Spinal Fluid Tests: Who Are They Really Good For?

Posted August 11, 2010

A NYT article about the value of using spinal fluid tests to determine the presence of Alzheimer’s disease is optimistic and hopeful but maybe too much so.

In an article published yesterday, Gina Kolata writes “Researchers are finding simple and accurate ways to detect Alzheimer’s long before there are definite symptoms. In addition to spinal fluid tests they also have new PET scans of the brain that show the telltale amyloid plaques that are a unique feature of the disease.” And “Although the latest PET scans for Alzheimer’s are not commercially available, the spinal fluid tests are. So the new results also give rise to a difficult question: Should doctors offer, or patients accept, commercially available spinal tap tests to find a disease that is yet untreatable?”

The article raises a variety of complex subjects around early diagnostics. We have blogged about “early detection” issues recently and discussed the popular media topic of “is it good to know what you have before you can cure it?” story.
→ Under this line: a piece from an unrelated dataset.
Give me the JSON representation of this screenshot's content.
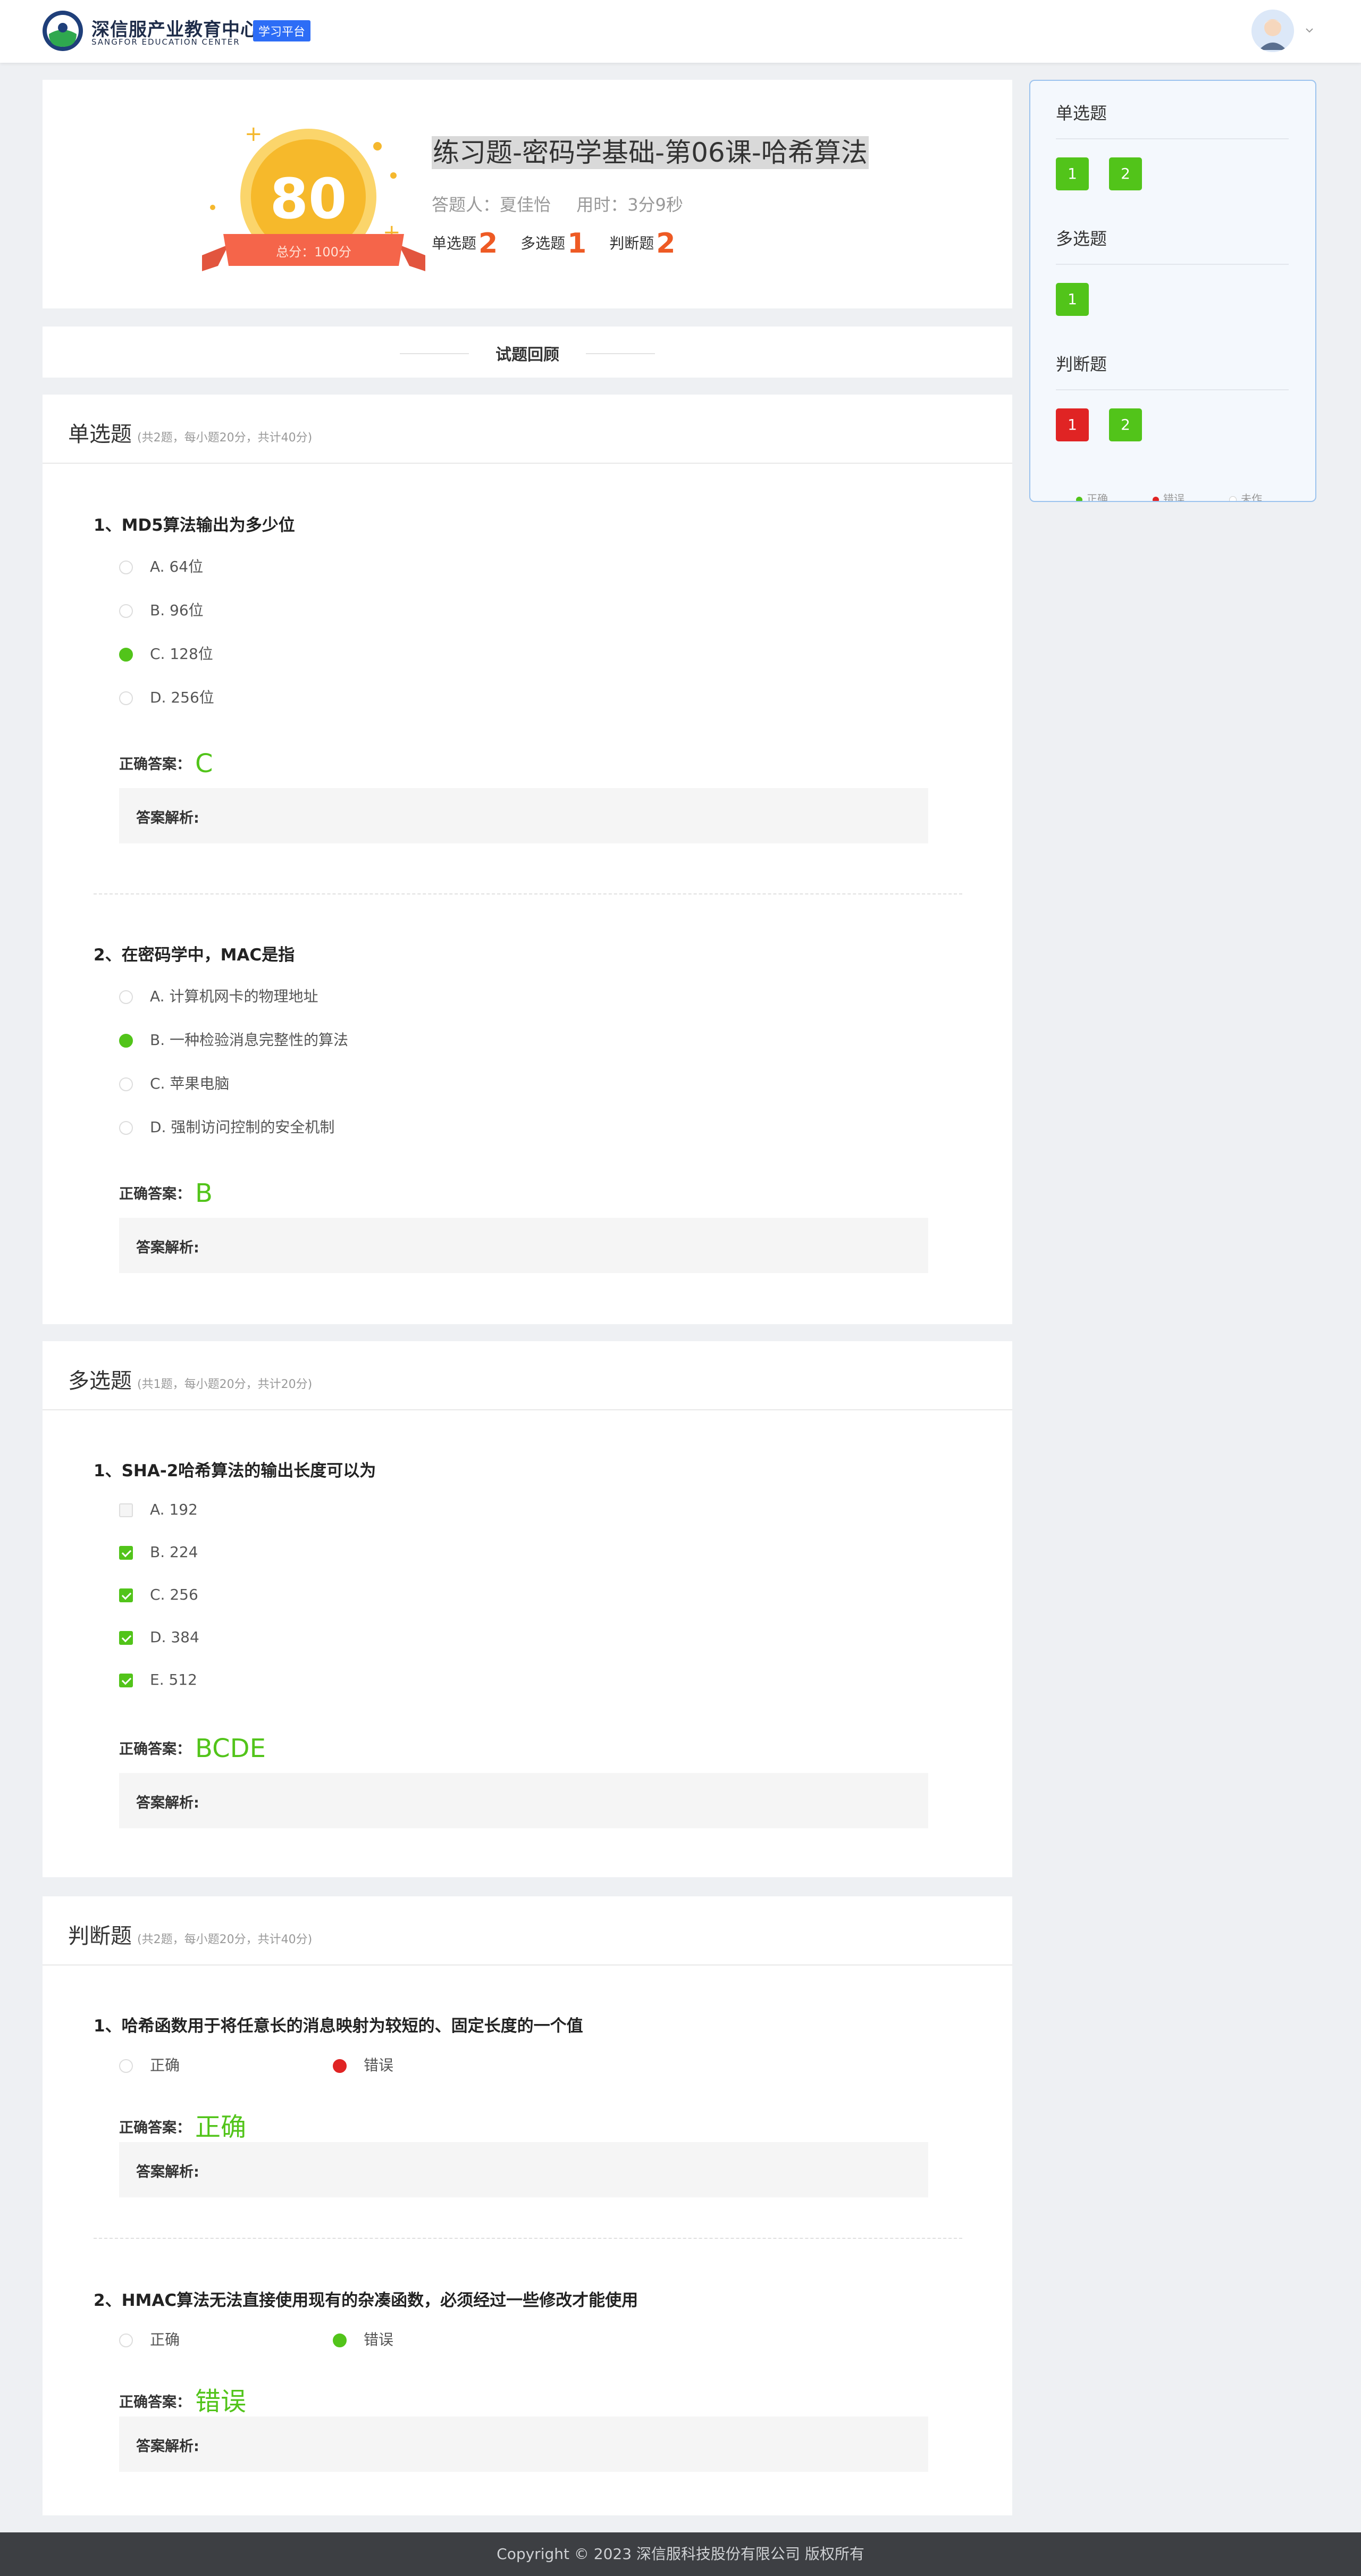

We have commended the research community for the development of new early detection techniques and new categories to describe pre-clinical, early signs and full involvement phases of Alzheimer’s disease FOR RESEARCH PURPOSES ONLY.
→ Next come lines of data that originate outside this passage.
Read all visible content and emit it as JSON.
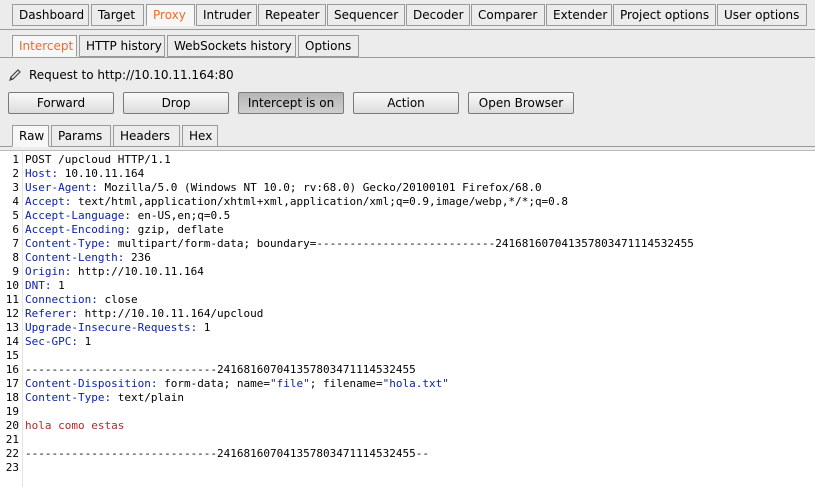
{
  "top_tabs": [
    "Dashboard",
    "Target",
    "Proxy",
    "Intruder",
    "Repeater",
    "Sequencer",
    "Decoder",
    "Comparer",
    "Extender",
    "Project options",
    "User options"
  ],
  "sub_tabs": [
    "Intercept",
    "HTTP history",
    "WebSockets history",
    "Options"
  ],
  "request_label": "Request to http://10.10.11.164:80",
  "buttons": {
    "forward": "Forward",
    "drop": "Drop",
    "intercept": "Intercept is on",
    "action": "Action",
    "open_browser": "Open Browser"
  },
  "message_tabs": [
    "Raw",
    "Params",
    "Headers",
    "Hex"
  ],
  "editor": {
    "line_numbers": [
      "1",
      "2",
      "3",
      "4",
      "5",
      "6",
      "7",
      "8",
      "9",
      "10",
      "11",
      "12",
      "13",
      "14",
      "15",
      "16",
      "17",
      "18",
      "19",
      "20",
      "21",
      "22",
      "23"
    ],
    "lines": [
      {
        "key": "",
        "value": "POST /upcloud HTTP/1.1"
      },
      {
        "key": "Host:",
        "value": " 10.10.11.164"
      },
      {
        "key": "User-Agent:",
        "value": " Mozilla/5.0 (Windows NT 10.0; rv:68.0) Gecko/20100101 Firefox/68.0"
      },
      {
        "key": "Accept:",
        "value": " text/html,application/xhtml+xml,application/xml;q=0.9,image/webp,*/*;q=0.8"
      },
      {
        "key": "Accept-Language:",
        "value": " en-US,en;q=0.5"
      },
      {
        "key": "Accept-Encoding:",
        "value": " gzip, deflate"
      },
      {
        "key": "Content-Type:",
        "value": " multipart/form-data; boundary=---------------------------241681607041357803471114532455"
      },
      {
        "key": "Content-Length:",
        "value": " 236"
      },
      {
        "key": "Origin:",
        "value": " http://10.10.11.164"
      },
      {
        "key": "DNT:",
        "value": " 1"
      },
      {
        "key": "Connection:",
        "value": " close"
      },
      {
        "key": "Referer:",
        "value": " http://10.10.11.164/upcloud"
      },
      {
        "key": "Upgrade-Insecure-Requests:",
        "value": " 1"
      },
      {
        "key": "Sec-GPC:",
        "value": " 1"
      },
      {
        "key": "",
        "value": ""
      },
      {
        "key": "",
        "value": "-----------------------------241681607041357803471114532455"
      },
      {
        "key": "Content-Disposition:",
        "value": " form-data; name=",
        "str1": "\"file\"",
        "mid": "; filename=",
        "str2": "\"hola.txt\""
      },
      {
        "key": "Content-Type:",
        "value": " text/plain"
      },
      {
        "key": "",
        "value": ""
      },
      {
        "key": "",
        "value": "hola como estas",
        "body": true
      },
      {
        "key": "",
        "value": ""
      },
      {
        "key": "",
        "value": "-----------------------------241681607041357803471114532455--"
      },
      {
        "key": "",
        "value": ""
      }
    ]
  },
  "colors": {
    "accent": "#ef6a2a",
    "header_key": "#0a1fa8",
    "body_text": "#b42828",
    "editor_bg": "#ffffff",
    "chrome_bg": "#ececec"
  }
}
One researcher not connected with the study is quoted in the NYT article as saying: “This (spinal fluid test) is what everyone is looking for, the bull’s-eye of perfect predictive accuracy.”
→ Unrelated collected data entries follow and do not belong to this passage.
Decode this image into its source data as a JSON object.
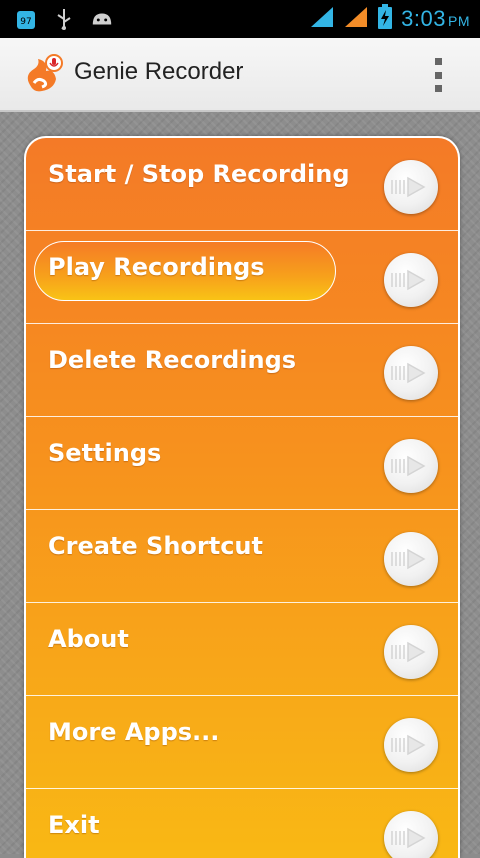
{
  "status_bar": {
    "time": "3:03",
    "ampm": "PM",
    "icons": [
      "notification-badge-icon",
      "usb-icon",
      "android-debug-icon",
      "signal-icon",
      "signal-roaming-icon",
      "battery-charging-icon"
    ],
    "badge_text": "97",
    "accent_color": "#33b5e5",
    "alt_signal_color": "#f28c28"
  },
  "action_bar": {
    "title": "Genie Recorder",
    "logo": "genie-logo-icon",
    "overflow_icon": "overflow-menu-icon"
  },
  "menu": {
    "items": [
      {
        "label": "Start / Stop Recording",
        "selected": false
      },
      {
        "label": "Play Recordings",
        "selected": true
      },
      {
        "label": "Delete Recordings",
        "selected": false
      },
      {
        "label": "Settings",
        "selected": false
      },
      {
        "label": "Create Shortcut",
        "selected": false
      },
      {
        "label": "About",
        "selected": false
      },
      {
        "label": "More Apps...",
        "selected": false
      },
      {
        "label": "Exit",
        "selected": false
      }
    ],
    "arrow_icon": "arrow-right-icon",
    "colors": {
      "top": "#f47a27",
      "bottom": "#f9b814",
      "text": "#ffffff"
    }
  }
}
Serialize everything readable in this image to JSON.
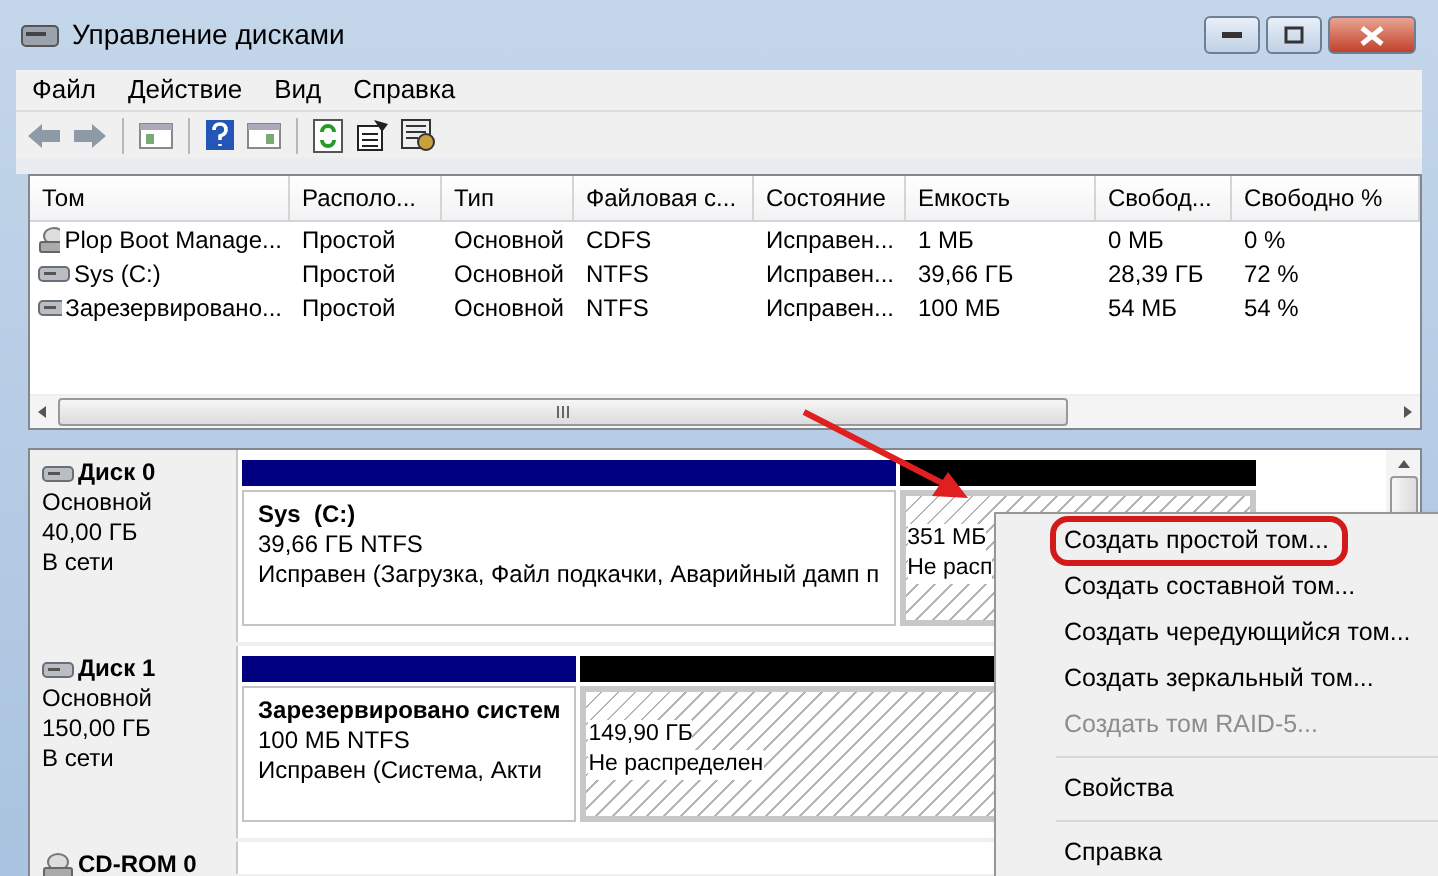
{
  "window": {
    "title": "Управление дисками"
  },
  "menu": [
    "Файл",
    "Действие",
    "Вид",
    "Справка"
  ],
  "volumes": {
    "columns": [
      "Том",
      "Располо...",
      "Тип",
      "Файловая с...",
      "Состояние",
      "Емкость",
      "Свобод...",
      "Свободно %"
    ],
    "rows": [
      {
        "kind": "cd",
        "cells": [
          "Plop Boot Manage...",
          "Простой",
          "Основной",
          "CDFS",
          "Исправен...",
          "1 МБ",
          "0 МБ",
          "0 %"
        ]
      },
      {
        "kind": "disk",
        "cells": [
          "Sys (C:)",
          "Простой",
          "Основной",
          "NTFS",
          "Исправен...",
          "39,66 ГБ",
          "28,39 ГБ",
          "72 %"
        ]
      },
      {
        "kind": "disk",
        "cells": [
          "Зарезервировано...",
          "Простой",
          "Основной",
          "NTFS",
          "Исправен...",
          "100 МБ",
          "54 МБ",
          "54 %"
        ]
      }
    ]
  },
  "disks": [
    {
      "kind": "disk",
      "name": "Диск 0",
      "lines": [
        "Основной",
        "40,00 ГБ",
        "В сети"
      ],
      "partitions": [
        {
          "kind": "primary",
          "title": "Sys  (C:)",
          "lines": [
            "39,66 ГБ NTFS",
            "Исправен (Загрузка, Файл подкачки, Аварийный дамп п"
          ]
        },
        {
          "kind": "unallocated",
          "lines": [
            "351 МБ",
            "Не расп"
          ]
        }
      ]
    },
    {
      "kind": "disk",
      "name": "Диск 1",
      "lines": [
        "Основной",
        "150,00 ГБ",
        "В сети"
      ],
      "partitions": [
        {
          "kind": "primary",
          "title": "Зарезервировано систем",
          "lines": [
            "100 МБ NTFS",
            "Исправен (Система, Акти"
          ]
        },
        {
          "kind": "unallocated",
          "lines": [
            "149,90 ГБ",
            "Не распределен"
          ]
        }
      ]
    },
    {
      "kind": "cd",
      "name": "CD-ROM 0"
    }
  ],
  "context_menu": {
    "items": [
      {
        "kind": "item",
        "label": "Создать простой том...",
        "disabled": false,
        "selected": true
      },
      {
        "kind": "item",
        "label": "Создать составной том...",
        "disabled": false,
        "selected": false
      },
      {
        "kind": "item",
        "label": "Создать чередующийся том...",
        "disabled": false,
        "selected": false
      },
      {
        "kind": "item",
        "label": "Создать зеркальный том...",
        "disabled": false,
        "selected": false
      },
      {
        "kind": "item",
        "label": "Создать том RAID-5...",
        "disabled": true,
        "selected": false
      },
      {
        "kind": "separator"
      },
      {
        "kind": "item",
        "label": "Свойства",
        "disabled": false,
        "selected": false
      },
      {
        "kind": "separator"
      },
      {
        "kind": "item",
        "label": "Справка",
        "disabled": false,
        "selected": false
      }
    ]
  }
}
Good sound bite; not an accurate interpretation of the data in the paper to which the NYT article refers.

The study in Tuesday’s Archives of Neurology includes a limited number of patients, and would have to be carried out long enough to check whether the subgroup of cognitively normal subjects who were positive for the test later get AD. Otherwise, it would be too early to use this test as a sole diagnostic for AD. At this point, the data would only warrant potential use of the spinal tap test as a “differential” diagnostic to help diagnose AD in a patient already presenting with dementia, similar to how APOE4 gene testing is used now.

The use of brain scans and other biomarkers or physical indications of the presence of AD pathology is critically important for research into how AD pathology originates, progresses and ultimately how it can be stopped; but the clinical use of these biomarkers with the general population to predict or determine the presence of Alzheimer’s is premature.

As we have written before in this blog:

“It is so easy — and we believe wrong — to hail a fundamental advance in research as having immediate clinical benefits when there are none at this moment. So, the net effect is to tarnish an excellent approach to useful research that will ultimately help to bring relief to patients and their families with sensational and exaggerated claims or suggested impact.”

Articles like this draw considerable media attention and can give the general public the wrong impression that there is a clear and clinically appropriate way to diagnose Alzheimer’s.  Instead, this good research should be heralded for its contribution to understanding the disease and the significant role it will play in determining the path to a cure.

This study is hopeful and optimistic but more for the research value than for immediate help for AD patients.